A claim was subsequently brought against Dr R, alleging that he failed to conduct an adequate preoperative assessment of Miss T and failed to correctly intubate her. It was further alleged that there was a failure to identify misplacement of the endotracheal tube, leading to significant brain injury and persistent vegetative state, requiring lifelong care in a specialised unit.

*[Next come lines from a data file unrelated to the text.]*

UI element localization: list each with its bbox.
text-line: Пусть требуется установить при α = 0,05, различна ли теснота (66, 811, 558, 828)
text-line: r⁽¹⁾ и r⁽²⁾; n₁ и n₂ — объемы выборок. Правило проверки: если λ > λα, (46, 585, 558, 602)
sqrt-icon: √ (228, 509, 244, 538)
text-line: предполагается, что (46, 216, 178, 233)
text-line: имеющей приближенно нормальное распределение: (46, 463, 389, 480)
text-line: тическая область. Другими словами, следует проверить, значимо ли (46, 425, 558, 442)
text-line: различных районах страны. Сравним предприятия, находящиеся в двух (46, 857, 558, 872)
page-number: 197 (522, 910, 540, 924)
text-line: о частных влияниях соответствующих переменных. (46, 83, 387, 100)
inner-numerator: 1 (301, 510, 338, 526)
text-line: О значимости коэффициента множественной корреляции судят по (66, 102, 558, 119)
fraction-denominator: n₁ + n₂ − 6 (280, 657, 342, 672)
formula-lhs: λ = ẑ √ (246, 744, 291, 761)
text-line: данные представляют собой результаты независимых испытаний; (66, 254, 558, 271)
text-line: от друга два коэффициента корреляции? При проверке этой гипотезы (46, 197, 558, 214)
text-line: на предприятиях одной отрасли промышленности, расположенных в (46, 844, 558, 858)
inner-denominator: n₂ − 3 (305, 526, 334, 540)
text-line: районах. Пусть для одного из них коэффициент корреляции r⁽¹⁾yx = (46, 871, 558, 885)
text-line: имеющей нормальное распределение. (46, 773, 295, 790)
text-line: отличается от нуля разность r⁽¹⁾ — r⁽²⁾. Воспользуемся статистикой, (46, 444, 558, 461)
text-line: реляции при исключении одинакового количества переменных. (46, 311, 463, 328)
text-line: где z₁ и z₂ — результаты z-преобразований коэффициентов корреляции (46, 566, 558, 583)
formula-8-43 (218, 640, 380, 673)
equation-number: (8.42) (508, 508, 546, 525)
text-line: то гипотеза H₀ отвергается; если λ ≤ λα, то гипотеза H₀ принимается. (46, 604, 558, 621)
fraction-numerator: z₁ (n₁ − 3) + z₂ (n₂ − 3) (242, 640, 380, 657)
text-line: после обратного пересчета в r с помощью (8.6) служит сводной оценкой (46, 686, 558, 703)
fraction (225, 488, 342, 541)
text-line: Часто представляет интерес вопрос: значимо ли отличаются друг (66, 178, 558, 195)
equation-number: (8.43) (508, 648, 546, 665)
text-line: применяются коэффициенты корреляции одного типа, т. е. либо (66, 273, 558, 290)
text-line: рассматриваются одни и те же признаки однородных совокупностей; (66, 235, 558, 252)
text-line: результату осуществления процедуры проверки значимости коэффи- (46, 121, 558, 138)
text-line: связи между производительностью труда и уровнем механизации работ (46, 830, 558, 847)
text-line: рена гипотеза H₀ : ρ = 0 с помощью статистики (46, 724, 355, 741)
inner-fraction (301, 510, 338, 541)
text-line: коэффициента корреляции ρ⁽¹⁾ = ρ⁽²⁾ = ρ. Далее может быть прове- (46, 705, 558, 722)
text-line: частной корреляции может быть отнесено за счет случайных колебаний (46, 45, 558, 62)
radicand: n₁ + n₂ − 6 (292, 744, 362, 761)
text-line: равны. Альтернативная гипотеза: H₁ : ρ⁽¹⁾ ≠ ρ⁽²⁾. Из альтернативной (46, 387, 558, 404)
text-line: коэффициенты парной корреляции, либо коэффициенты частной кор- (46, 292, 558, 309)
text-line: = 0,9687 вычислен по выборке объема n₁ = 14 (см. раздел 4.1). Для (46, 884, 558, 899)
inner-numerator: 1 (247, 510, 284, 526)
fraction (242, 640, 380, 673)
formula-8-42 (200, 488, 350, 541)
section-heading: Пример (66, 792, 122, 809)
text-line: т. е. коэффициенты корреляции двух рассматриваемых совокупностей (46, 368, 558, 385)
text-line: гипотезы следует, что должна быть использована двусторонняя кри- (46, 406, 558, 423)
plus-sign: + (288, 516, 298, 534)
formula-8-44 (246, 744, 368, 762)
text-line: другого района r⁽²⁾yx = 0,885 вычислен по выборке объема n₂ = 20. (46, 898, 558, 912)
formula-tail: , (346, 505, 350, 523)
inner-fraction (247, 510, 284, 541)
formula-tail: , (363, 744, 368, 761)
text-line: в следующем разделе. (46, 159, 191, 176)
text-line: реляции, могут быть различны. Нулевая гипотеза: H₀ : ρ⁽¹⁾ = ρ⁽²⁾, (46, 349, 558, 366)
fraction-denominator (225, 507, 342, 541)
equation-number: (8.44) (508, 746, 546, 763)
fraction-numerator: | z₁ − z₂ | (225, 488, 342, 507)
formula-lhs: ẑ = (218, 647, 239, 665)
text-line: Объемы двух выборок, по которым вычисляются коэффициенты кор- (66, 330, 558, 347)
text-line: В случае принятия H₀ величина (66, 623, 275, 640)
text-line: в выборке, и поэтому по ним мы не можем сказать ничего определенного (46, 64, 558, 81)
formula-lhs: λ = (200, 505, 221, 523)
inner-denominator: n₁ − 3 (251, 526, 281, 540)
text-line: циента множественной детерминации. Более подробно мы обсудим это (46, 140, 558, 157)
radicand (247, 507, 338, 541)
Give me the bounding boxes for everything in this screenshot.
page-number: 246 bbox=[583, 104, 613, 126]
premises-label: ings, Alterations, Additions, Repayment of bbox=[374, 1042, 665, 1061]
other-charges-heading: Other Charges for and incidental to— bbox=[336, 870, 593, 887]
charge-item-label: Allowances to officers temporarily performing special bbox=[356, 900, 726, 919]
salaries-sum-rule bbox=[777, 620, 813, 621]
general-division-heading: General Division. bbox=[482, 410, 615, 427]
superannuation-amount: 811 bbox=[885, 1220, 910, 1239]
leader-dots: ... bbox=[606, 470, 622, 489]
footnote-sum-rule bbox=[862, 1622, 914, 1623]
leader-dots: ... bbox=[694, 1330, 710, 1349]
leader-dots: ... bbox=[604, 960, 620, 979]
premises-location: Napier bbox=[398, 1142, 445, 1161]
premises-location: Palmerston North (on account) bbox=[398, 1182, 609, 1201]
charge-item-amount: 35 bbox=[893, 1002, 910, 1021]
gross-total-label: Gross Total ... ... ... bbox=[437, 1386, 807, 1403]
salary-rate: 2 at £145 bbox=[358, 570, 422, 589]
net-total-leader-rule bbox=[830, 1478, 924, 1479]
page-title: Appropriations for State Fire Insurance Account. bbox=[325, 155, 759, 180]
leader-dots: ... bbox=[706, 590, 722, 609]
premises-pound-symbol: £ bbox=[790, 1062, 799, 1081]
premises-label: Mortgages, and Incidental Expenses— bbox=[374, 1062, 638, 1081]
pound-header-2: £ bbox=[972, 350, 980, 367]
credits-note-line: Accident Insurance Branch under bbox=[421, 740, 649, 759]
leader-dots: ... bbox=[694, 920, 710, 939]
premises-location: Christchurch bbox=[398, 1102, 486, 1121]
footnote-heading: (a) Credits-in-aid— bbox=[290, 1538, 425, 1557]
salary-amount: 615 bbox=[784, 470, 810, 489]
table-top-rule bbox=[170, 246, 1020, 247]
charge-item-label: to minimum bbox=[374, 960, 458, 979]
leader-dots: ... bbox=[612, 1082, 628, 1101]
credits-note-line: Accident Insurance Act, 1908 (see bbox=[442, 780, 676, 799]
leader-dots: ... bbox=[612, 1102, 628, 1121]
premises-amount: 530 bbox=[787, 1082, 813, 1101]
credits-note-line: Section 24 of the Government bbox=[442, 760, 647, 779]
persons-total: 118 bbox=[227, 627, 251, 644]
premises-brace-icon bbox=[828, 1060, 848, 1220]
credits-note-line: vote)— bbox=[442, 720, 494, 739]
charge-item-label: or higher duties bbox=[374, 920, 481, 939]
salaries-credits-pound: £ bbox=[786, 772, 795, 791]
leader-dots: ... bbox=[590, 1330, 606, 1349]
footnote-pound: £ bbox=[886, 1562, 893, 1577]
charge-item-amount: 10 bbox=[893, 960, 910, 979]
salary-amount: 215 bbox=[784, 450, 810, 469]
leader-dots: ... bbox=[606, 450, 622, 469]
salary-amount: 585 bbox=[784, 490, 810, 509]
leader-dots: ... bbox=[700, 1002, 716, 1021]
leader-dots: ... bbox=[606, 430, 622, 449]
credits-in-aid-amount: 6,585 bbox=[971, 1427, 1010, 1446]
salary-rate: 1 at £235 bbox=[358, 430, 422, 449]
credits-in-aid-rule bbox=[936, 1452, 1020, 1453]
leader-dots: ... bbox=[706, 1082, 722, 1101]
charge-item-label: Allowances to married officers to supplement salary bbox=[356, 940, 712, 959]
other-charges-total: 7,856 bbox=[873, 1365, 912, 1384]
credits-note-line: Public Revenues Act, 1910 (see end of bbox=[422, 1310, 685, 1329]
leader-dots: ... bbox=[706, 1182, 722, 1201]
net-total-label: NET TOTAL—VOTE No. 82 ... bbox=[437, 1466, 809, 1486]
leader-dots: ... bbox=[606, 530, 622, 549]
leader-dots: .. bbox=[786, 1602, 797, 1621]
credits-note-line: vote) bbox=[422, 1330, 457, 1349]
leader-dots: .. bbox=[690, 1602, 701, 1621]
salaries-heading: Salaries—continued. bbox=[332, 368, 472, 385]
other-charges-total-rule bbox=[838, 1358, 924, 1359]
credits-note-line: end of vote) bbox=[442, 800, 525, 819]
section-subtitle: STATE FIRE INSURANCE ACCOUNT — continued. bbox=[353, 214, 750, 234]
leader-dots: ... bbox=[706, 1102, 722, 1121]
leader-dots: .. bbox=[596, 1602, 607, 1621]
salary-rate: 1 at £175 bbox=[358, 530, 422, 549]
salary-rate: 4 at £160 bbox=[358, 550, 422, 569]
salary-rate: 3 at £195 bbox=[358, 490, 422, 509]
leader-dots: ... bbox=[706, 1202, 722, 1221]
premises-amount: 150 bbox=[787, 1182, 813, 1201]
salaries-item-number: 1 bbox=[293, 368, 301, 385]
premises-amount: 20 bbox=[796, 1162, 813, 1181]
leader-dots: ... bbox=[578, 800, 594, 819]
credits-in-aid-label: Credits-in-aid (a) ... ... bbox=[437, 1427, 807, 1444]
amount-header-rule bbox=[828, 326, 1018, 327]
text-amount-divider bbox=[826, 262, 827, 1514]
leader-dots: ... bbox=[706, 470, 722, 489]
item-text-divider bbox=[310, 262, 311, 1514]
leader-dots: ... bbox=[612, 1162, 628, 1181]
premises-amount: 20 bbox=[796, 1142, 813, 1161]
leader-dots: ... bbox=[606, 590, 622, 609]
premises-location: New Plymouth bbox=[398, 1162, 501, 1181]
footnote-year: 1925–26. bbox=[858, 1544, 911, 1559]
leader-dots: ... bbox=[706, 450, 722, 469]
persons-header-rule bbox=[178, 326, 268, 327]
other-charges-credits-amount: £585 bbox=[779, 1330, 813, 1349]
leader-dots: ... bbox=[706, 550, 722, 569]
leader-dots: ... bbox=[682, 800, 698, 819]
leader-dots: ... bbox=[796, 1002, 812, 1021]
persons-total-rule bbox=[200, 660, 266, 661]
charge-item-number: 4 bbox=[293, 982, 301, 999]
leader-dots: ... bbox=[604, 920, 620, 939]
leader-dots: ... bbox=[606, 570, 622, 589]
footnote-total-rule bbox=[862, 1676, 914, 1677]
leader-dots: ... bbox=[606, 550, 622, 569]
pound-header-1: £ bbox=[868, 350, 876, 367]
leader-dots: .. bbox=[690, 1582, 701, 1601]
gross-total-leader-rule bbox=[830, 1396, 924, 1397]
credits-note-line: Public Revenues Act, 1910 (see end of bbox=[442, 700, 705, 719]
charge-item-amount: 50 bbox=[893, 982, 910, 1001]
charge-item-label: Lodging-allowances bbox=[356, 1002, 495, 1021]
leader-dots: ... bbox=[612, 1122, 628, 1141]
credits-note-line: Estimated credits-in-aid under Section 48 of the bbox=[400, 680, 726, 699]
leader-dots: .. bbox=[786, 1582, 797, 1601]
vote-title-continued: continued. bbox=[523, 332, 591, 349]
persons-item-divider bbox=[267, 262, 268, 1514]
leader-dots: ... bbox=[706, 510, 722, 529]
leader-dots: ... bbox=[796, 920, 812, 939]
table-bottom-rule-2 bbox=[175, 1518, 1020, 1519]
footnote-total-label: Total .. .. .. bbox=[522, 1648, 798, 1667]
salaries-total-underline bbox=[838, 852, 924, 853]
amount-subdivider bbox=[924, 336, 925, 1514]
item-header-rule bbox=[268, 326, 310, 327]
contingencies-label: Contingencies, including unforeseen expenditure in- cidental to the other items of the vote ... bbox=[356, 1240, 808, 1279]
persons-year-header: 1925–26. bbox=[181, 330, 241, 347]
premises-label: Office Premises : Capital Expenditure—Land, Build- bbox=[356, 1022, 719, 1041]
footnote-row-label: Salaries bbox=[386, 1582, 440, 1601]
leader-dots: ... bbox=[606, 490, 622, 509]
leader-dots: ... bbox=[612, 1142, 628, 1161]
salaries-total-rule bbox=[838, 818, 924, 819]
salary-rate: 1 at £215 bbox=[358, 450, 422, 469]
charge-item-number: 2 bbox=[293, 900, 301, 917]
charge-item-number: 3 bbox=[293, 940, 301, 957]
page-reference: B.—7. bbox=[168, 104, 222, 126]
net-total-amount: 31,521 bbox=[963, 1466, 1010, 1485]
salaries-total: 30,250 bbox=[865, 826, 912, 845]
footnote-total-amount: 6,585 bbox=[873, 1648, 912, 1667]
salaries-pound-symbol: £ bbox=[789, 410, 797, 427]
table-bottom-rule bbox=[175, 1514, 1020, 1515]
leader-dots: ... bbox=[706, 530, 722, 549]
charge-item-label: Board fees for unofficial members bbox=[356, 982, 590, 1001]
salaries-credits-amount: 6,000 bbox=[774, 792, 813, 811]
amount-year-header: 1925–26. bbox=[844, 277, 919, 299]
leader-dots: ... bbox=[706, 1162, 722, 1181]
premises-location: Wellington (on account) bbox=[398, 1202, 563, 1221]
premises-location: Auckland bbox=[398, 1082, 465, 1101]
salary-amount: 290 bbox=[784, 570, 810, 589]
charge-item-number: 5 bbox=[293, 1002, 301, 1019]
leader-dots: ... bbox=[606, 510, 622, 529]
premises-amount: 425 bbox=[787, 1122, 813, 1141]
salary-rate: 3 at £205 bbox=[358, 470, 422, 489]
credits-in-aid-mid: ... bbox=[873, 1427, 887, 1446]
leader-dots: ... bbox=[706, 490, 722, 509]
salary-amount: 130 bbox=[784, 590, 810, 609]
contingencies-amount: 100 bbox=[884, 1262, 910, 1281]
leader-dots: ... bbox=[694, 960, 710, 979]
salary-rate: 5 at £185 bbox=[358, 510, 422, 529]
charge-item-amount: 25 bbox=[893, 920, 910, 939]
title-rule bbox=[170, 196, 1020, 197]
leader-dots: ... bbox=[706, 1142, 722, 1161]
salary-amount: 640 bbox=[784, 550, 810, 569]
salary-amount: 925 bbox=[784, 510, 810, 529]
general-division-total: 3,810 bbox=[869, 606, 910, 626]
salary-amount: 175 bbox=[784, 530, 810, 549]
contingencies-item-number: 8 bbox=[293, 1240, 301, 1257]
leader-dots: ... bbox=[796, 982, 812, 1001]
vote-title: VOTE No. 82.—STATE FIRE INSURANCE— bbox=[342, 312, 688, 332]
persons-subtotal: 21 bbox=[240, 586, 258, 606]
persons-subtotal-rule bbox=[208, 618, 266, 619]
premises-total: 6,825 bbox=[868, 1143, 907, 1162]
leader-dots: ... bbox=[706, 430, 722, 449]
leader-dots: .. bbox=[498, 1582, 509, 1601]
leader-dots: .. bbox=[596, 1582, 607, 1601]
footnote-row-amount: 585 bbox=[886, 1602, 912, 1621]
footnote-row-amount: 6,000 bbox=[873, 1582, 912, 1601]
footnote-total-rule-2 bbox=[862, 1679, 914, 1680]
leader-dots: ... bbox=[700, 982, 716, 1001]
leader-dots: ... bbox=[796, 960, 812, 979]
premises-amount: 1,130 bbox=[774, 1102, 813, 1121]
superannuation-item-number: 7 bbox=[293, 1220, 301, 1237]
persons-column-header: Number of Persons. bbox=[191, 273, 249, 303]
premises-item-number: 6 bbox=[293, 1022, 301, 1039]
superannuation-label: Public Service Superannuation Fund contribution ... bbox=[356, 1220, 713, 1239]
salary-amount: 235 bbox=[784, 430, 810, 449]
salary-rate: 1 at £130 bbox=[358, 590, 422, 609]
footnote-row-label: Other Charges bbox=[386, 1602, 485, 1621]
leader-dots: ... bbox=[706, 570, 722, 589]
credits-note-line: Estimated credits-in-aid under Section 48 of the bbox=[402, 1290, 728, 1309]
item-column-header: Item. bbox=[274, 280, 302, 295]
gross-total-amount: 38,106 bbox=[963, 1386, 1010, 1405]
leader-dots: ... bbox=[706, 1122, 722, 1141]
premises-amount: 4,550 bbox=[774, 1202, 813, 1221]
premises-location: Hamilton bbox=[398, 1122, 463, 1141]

The case was settled for over R22 million because:

  • There was no record of Dr R’s preoperative assessment and therefore no evidence that an evaluation of the airway, lungs and heart was carried out as per the South African Society of Anaesthesiologists (SASA) guidelines.
  • There was no signed consent form for anaesthesia.
  • No consideration was given of a possible cause for the tachycardia noted prior to induction of anaesthesia.
  • Although Dr R maintained that there was an end tidal carbon dioxide reading up to the point of cardiac arrest, there were no recordings of end tidal carbon dioxide up to that time, or at any time throughout the remainder of the procedure.
  • There were limited records of any vital signs up to the point of cardiorespiratory collapse, meaning any deterioration in Miss T’s condition may not have been noticed.
  • Given the extent of the injury sustained, and in the absence of records to indicate an alternative explanation (such as anaphylaxis), the instructed expert considered the most likely cause was a significant period of hypoxia, most likely due to a misplaced endotracheal tube and failure to ventilate the patient.
  • There was also criticism (directed at both Dr R and the surgeon) of the reason why the procedure continued, especially when the collapse occurred at such an early stage.

Learning points

  • Ensure an appropriate preoperative review is conducted and clearly documented.
  • Ensure informed consent is taken for anaesthesia and that the clinical notes clearly reflect the discussion held.
  • Ensure the use of capnography rather than relying on auscultation to confirm the position of an endotracheal tube.
  • If abnormal findings are noted preoperatively there should be clear documentation of possible causes and consideration of further investigations, including whether or not the planned procedure should be postponed.
  • In the event there is an untoward event occurring during anaesthesia, consideration should be given about whether it would be appropriate to continue with the surgical procedure.
  • Observations of vital signs, including end tidal carbon dioxide readings, during induction and the period of anaesthesia should be taken and clearly documented.